Luisa Miller: la recensione

Continuiamo così, facciamoci del male. Maledetta la mia abitudine di programmare durante i miei periodi maniacali cose che poi dovrò fare durante i miei periodi depressivi. Ho ormai venduto l’anima alla cultura, almeno fino a stasera, e mi sto godendo un sacco ed una sporta di spettacoli musicali, di vario livello e di vario genere.

Ieri sera, tanto per non sbagliare, ho assistito da posti molto popolari (e montanari) alla messinscena della Luisa Miller di Giuseppe Verdi a Busseto. So che nel mio primo post vi avevo in qualche modo fatto capire che non mi sarei dato alle recensioni in maniera continuativa ma, purtroppo, durante questa settimana mi trovo a non poterne fare a meno. Godetevi dunque l’ennesima, grezzissima recensione.

Per l’amante della lirica, Verdi è una garanzia. Perfino opere minori e prive di un qualsivoglia afflato nazionale nascondono splendidi brani in mezzo alle pieghe di un intreccio di rara pochezza. Luisa Miller non fa eccezione, nè per le perle, nè per la pochezza. Ma andiamo per punti come al solito.

1) IL PREZZO: nel solco della tradizione delle rappresentazioni estive, il prezzo si presenta diviso in due fasce: prezzi più alti in platea, dove le splendide signore e signorine sfoggiano eleganti abiti da sera ed i signori le seguono in abito scuro; prezzi più popolari nei settori montagnardi, ovvero sulle gradinate, ove il codice di abbigliamento è meno stretto, le signore e signorine sono meno belle e gli uomini vestono casual. Dove mi sono seduto? Make an educated guess.

2) LA MUSICA: la solita Orchestra Giovanile Luigi Cherubini dà una nuova prova di bravura.

3) IL CANTO: il Coro del Teatro Municipale di Piacenza, stavolta senza incursori, viene finalmente sfruttato in modo costante. I giovani cantanti nei ruoli principali, sia italiani che stranieri, fanno del loro meglio, ma sono costretto ad analizzarli uno per uno, pur senza far nomi, per metterne in luce i vari pregi e difetti. Iniziamo con i promossi: Miller (buona voce, ben impostato, dizione sorprendentemente buona, nonostante sia coreano), Luisa (splendida voce, buona potenza, facile al gorgheggio, dovrebbe provare il repertorio mozartiano), Wurm (ottima voce, potente, preciso). Finiamo coi rimandati (sono giovani, si rifaranno): Walter (buona l’impostazione ma voce troppo debole; a sua difesa, le indiscrezioni che lo davano malato fino al giorno prima), Federica (non posso dirne nulla di male, ma dopo averla sentita per tutta la rappresentazione mi rimane qualche dubbio), Rodolfo (bella voce, discreta potenza, abile nelle cabalette ma un po’ impiccato nelle parti che richiedono maggior forza).
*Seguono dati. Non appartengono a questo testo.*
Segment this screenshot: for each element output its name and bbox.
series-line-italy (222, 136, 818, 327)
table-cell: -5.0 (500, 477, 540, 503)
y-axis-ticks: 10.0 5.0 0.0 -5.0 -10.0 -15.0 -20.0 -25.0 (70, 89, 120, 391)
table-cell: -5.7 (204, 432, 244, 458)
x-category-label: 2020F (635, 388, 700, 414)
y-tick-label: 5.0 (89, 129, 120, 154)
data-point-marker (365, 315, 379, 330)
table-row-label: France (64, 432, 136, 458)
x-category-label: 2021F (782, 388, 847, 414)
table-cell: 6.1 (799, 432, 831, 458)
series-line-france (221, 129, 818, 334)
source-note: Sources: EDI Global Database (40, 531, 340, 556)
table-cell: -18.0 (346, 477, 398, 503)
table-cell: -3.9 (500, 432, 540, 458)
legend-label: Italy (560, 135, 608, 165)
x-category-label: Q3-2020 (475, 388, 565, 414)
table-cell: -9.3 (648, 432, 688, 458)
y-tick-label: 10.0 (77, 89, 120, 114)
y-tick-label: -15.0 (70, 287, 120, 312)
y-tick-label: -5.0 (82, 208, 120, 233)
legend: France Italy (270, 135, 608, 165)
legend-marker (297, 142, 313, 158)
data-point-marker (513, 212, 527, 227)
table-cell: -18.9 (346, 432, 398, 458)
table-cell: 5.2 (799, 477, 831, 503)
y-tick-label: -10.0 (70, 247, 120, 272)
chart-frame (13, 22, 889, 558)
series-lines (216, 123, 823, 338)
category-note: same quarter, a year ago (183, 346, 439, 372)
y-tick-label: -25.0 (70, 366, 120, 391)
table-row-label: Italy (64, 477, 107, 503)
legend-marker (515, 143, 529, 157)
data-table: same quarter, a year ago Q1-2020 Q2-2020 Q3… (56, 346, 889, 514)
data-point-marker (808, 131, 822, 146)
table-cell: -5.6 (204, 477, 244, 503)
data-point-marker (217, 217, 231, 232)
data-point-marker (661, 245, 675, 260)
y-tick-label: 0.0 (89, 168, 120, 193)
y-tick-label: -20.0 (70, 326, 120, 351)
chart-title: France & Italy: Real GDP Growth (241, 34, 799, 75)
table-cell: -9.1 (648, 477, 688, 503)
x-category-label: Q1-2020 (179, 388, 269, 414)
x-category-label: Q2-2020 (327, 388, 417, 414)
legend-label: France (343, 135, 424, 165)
4) LA SCENOGRAFIA: ottima scenografia floreale, l’ideale in una calda sera estiva, utile anche a richiamare le verdi terre germaniche in cui s’ambienta la vicenda. Sontuosa. Ottimi i giochi di luci.

5) I COSTUMI: splendidi, di stampo ottocentesco, ricchi e variegati. Una gioia per gli occhi.

6) IL PUBBLICO: caldo e facile all’applauso, l’ideale per dei giovani cantanti che più che delle critiche di ignoranti paesani hanno bisogno di un incoraggiamento a continuare a far bene o a far meglio.

7) L’ORGANIZZAZIONE: buona. I tappeti rossi in platea, la simulazione di golfo mistico, la presenza vigile e capillare delle hostess sono indicazione di un’organizzazione attenta e ben pianificata.

Nel complesso un’ottima rappresentazione, con una sola imperdonabile pecca: è andata in scena una volta sola.